Rep. Nancy Pelosi (D-Cali.) has been in Congress since 1987. While she’s not retiring altogether, she is stepping down from her position of leadership. It is welcome news that such a staunch opponent of the Second Amendment is stepping down, but what of her successor?
The California congresswoman ascended to the position of leadership in 2003. She has also twice been Speaker of the House, having served under four different presidents.
Pelosi has been around long enough that she voted in favor of the improperly named Federal Assault Weapons Ban in 1994, saw it sunset a decade later, and recently tried to resurrect such a ban—something President Joe Biden (D) is also keen on doing.

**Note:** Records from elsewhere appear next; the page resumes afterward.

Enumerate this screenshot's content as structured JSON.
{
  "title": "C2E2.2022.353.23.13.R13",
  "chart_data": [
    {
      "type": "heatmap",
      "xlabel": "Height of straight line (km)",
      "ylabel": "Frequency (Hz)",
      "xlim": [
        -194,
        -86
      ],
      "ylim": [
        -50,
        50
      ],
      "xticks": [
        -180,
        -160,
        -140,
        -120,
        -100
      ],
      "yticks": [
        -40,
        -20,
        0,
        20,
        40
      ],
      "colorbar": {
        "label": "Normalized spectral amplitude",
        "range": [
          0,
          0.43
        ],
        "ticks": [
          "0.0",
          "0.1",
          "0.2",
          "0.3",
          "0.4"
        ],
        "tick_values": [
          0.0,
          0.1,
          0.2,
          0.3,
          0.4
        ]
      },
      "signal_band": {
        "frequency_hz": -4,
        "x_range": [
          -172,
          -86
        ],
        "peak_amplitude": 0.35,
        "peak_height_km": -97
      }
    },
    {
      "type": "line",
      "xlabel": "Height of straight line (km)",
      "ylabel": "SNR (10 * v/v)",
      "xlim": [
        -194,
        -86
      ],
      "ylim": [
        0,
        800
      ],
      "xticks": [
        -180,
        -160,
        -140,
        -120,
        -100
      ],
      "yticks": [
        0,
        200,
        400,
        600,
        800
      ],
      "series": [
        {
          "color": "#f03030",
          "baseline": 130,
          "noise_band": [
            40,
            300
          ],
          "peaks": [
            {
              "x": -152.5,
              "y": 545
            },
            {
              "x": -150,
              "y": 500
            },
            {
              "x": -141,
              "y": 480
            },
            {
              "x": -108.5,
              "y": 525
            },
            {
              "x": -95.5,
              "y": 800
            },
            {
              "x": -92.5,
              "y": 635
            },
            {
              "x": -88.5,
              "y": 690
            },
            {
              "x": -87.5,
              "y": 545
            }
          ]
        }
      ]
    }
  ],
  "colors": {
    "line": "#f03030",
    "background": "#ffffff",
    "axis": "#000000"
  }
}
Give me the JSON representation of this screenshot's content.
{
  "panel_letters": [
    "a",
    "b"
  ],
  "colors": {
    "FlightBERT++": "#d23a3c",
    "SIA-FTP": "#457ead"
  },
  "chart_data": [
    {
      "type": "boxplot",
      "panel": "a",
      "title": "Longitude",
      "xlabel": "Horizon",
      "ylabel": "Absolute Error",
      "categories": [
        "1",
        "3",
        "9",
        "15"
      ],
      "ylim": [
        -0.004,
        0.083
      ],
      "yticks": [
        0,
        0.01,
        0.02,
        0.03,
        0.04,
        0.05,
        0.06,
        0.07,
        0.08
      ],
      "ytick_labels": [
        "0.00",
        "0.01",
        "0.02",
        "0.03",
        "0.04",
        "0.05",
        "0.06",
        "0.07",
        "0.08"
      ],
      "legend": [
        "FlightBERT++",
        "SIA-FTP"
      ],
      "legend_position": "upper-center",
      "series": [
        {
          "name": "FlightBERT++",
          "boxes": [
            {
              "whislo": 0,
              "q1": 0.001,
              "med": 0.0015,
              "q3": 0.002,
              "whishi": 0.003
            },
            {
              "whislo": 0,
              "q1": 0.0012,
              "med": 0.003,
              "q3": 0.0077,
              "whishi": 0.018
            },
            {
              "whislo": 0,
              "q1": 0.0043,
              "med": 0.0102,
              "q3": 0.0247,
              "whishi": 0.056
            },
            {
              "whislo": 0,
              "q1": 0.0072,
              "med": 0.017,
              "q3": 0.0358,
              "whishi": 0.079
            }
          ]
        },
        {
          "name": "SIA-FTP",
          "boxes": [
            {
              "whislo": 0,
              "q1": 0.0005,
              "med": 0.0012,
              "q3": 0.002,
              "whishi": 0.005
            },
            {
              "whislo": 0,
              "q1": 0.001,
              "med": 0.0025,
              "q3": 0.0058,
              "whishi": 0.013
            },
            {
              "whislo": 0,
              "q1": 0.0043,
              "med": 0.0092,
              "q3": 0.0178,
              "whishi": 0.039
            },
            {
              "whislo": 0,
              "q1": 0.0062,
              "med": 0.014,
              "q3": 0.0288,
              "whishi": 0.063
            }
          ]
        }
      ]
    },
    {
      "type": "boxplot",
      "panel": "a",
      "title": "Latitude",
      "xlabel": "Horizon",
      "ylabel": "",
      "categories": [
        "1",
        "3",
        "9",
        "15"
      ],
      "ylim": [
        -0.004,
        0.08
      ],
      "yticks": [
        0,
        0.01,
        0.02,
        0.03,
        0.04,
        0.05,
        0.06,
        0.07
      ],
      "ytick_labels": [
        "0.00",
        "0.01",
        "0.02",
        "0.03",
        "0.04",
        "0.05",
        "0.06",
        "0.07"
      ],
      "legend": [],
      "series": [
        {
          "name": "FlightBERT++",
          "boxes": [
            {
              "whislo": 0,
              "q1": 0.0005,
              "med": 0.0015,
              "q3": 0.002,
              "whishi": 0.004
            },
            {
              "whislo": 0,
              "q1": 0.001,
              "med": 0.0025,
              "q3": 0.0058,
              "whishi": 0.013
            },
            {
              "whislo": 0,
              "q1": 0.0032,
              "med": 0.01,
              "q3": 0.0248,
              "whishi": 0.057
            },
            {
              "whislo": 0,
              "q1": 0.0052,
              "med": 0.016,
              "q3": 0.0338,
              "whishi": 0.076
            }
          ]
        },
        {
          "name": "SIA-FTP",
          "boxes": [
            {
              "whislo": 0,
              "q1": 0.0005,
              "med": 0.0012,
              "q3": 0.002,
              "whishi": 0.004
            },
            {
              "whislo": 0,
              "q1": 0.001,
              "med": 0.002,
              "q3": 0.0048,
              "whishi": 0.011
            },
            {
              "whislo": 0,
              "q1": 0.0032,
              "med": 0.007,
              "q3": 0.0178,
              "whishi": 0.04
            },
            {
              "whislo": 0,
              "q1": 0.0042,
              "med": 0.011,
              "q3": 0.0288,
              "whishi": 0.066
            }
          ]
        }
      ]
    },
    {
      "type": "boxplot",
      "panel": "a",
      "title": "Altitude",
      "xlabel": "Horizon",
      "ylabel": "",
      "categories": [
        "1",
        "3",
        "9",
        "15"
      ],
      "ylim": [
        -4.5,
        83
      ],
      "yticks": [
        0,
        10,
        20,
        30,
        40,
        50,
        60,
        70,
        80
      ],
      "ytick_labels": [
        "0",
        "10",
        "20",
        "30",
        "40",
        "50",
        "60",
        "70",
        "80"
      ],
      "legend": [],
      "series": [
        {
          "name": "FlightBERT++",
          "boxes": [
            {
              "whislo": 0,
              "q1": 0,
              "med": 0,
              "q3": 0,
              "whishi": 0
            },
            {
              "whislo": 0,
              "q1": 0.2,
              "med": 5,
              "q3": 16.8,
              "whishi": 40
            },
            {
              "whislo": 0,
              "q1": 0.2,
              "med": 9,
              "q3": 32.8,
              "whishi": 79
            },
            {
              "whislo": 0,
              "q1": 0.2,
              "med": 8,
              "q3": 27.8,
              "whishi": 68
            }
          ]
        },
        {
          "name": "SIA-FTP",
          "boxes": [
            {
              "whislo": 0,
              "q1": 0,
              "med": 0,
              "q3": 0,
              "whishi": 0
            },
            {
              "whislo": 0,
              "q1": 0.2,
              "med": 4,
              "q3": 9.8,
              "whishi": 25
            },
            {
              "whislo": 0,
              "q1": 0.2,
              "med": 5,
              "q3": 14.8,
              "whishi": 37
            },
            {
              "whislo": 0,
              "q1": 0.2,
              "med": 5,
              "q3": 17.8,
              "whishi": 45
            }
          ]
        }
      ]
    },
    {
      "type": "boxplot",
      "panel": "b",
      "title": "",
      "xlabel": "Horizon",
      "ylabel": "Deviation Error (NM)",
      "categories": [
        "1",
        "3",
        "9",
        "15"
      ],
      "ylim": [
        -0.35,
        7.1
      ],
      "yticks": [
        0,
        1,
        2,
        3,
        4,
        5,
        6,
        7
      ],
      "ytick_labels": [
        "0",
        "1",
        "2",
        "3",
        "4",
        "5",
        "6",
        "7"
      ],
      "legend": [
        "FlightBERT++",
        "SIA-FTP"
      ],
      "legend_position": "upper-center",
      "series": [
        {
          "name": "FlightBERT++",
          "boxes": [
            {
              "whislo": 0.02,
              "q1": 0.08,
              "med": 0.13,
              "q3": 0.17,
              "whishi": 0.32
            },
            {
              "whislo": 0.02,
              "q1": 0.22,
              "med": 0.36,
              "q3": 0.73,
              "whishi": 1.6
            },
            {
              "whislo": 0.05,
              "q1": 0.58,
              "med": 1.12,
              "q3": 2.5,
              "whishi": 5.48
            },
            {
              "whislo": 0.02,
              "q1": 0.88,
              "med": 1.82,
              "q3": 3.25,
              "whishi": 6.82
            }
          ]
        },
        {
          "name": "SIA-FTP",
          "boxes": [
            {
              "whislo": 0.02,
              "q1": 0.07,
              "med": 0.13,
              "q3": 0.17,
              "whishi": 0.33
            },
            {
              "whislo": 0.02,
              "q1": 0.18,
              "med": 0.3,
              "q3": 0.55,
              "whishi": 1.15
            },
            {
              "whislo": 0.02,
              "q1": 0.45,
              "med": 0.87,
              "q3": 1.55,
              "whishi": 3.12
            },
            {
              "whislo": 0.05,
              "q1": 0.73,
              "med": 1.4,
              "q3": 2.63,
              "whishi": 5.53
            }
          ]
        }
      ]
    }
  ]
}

Pelosi’s predecessor, Rep. Dick Gephardt (D-Mo.), was not friendly toward your right to keep and bear arms, yet, somehow, Pelosi was worse. “Even though Gephardt has a very bad record when it comes to the Second Amendment, Pelosi’s is worse,” wrote the NRA Institute for Legislative Action at the time. She was even noted to be “one of the most rabidly anti-gun lawmakers,” too.
It is certainly good news that she is stepping down, given her decades-long animus toward the right to keep and bear arms, but following her is Rep. Hakeem Jeffries (D-N.Y.). Just as Pelosi was more extreme than her predecessor, time will tell if Jeffries is just like Pelosi or worse. Here are some things to know about the incoming minority leader.
At a spry 52 years old, Jeffries is actually one of the younger members of Congress. He has represented New York’s 8th district since 2013. Before that, he served at the state level and, throughout it all, he has espoused some very anti-Second Amendment views.
“In Congress, Hakeem has been a leader on gun violence prevention legislation, pushing for commonsense measures like universal background checks for firearm purchases and a ban on assault weapons,” reads his campaign website, which also touts his efforts to pass a gun-control bill earlier this year.
Jeffries has referred to firearms ownership as a public-health crisis—an “epidemic,” as he has repeatedly put it—and, as noted, sought to ban many commonly owned firearms.
In 2008, he said that he does not believe law-abiding Americans should be able to carry concealed. And, predictably, just as Pelosi went after the NRA, so has Jeffries, repeatedly. “Let’s. Be. Clear. The NRA is NOT WELCOME in Brooklyn. Keep it Moving,” tweeted the congressman in 2018.
While Rep. Pelosi has recently said she will “always have influence” over House Democrats, it remains to be seen how much. With that said, under Jeffries, it’s safe to expect more of the same, if not worse.